フランソワ・オゾン監督「十七歳」は前作「危険なプロット」とおなじく十代後半の若者の怪しく不穏な心理を織り込んだミステリアスな物語だ。
パリの高校に通う十七歳のイザベル(マリーヌ・ヴァクト)は、夏のバカンスでドイツ人青年と初体験をあっけなく済ますと秋には年齢を二十歳と詐称し、SNSで知り合った男たちと「援助交際」をはじめる。経済的にも文化的にも恵まれた中流家庭で、母は前夫と離婚し再婚しているが、ともに暮らす継父との関係は悪くは見えない。
放課後ホテルへとむかい三百ユーロで躰を売る十七歳。危険なゲームとはわかっていても繰り返してしまう。客との床でイザベルはなにを思うのか。背徳のベッドは性とエロスについての自信と不安を扱いかねているところに忍び込んだ厭世や自嘲と結びついているようだ。

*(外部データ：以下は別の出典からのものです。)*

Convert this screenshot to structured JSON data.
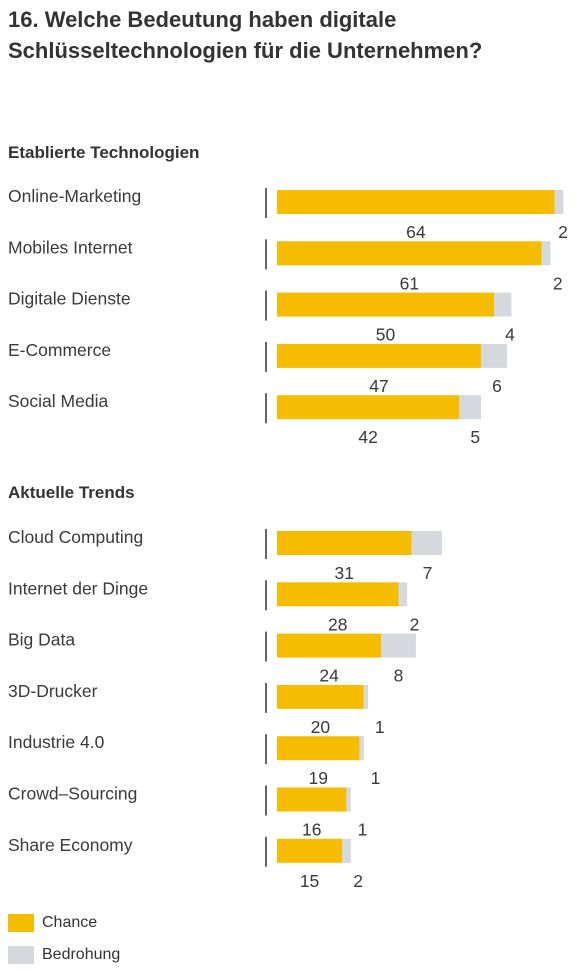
{
  "title": "16. Welche Bedeutung haben digitale Schlüsseltechnologien für die Unternehmen?",
  "colors": {
    "chance": "#f6bd00",
    "threat": "#d5d8dc",
    "axis": "#333333"
  },
  "chart_data": {
    "type": "bar",
    "orientation": "horizontal",
    "stacked": true,
    "value_labels_below_bars": true,
    "series_names": {
      "chance": "Chance",
      "threat": "Bedrohung"
    },
    "groups": [
      {
        "label": "Etablierte Technologien",
        "categories": [
          "Online-Marketing",
          "Mobiles Internet",
          "Digitale Dienste",
          "E-Commerce",
          "Social Media"
        ],
        "chance": [
          64,
          61,
          50,
          47,
          42
        ],
        "threat": [
          2,
          2,
          4,
          6,
          5
        ]
      },
      {
        "label": "Aktuelle Trends",
        "categories": [
          "Cloud Computing",
          "Internet der Dinge",
          "Big Data",
          "3D-Drucker",
          "Industrie 4.0",
          "Crowd–Sourcing",
          "Share Economy"
        ],
        "chance": [
          31,
          28,
          24,
          20,
          19,
          16,
          15
        ],
        "threat": [
          7,
          2,
          8,
          1,
          1,
          1,
          2
        ]
      }
    ],
    "legend": {
      "position": "bottom-left",
      "items": [
        "Chance",
        "Bedrohung"
      ]
    }
  }
}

やがて彼女の行動はとんでもない事件を引き起こすか巻き込まれるかして明るみに出るというのがこの種の物語の定石で、じじつ秘密が顕現する過程のサスペンスはこの映画の持ち味となっている。
ある日、何度かベッドをともにした六十代後半とおぼしい男ジョルジュが、行為の最中に心臓発作で息を引き取ってしまう。思わずホテルから逃げ出したイザベルだったがまもなく警察の捜査で事情は明らかになり、家族の知るところとなる。
ここでイザベルの前に現れたのがジョルジュの妻で、二人はジョルジュが最期を迎えた一室で向かい合う。道徳に縛られた善悪や可否を超えた両者の対話は暴走と隣りあう十七歳の自由な行動になにかをもたらした。それを自己をコントロールする萌芽と言ってみたい気がするが確信はない。DVDで観るときはここのところを丹念に追ってみたい。いずれにせよ溶けあったり反撥しあったりしているイザベルのJeune(若さ)とJolie(可愛さ)は新しい段階を迎えた。
ジュルジュの妻にオゾン作品の常連で、これまでしばしば背徳の女を演じてきたシャーロット・ランプリングを配したのは絶妙のキャスティングで、かつての夫人の姿に十七歳のイザベルが重なる。
原題はJeune&Jolie。
ついでながら映画の中でイザベルが通っているのはアンリ4世高校といって、シモーヌ・ヴェイユサルトルが学んだパリの超名門校だそうだ。イザベルのクラスでの授業にはここの生徒も出演しいてフィクションとはいえ売春する生徒が在籍する高校にロケを許可した校長先生は偉い。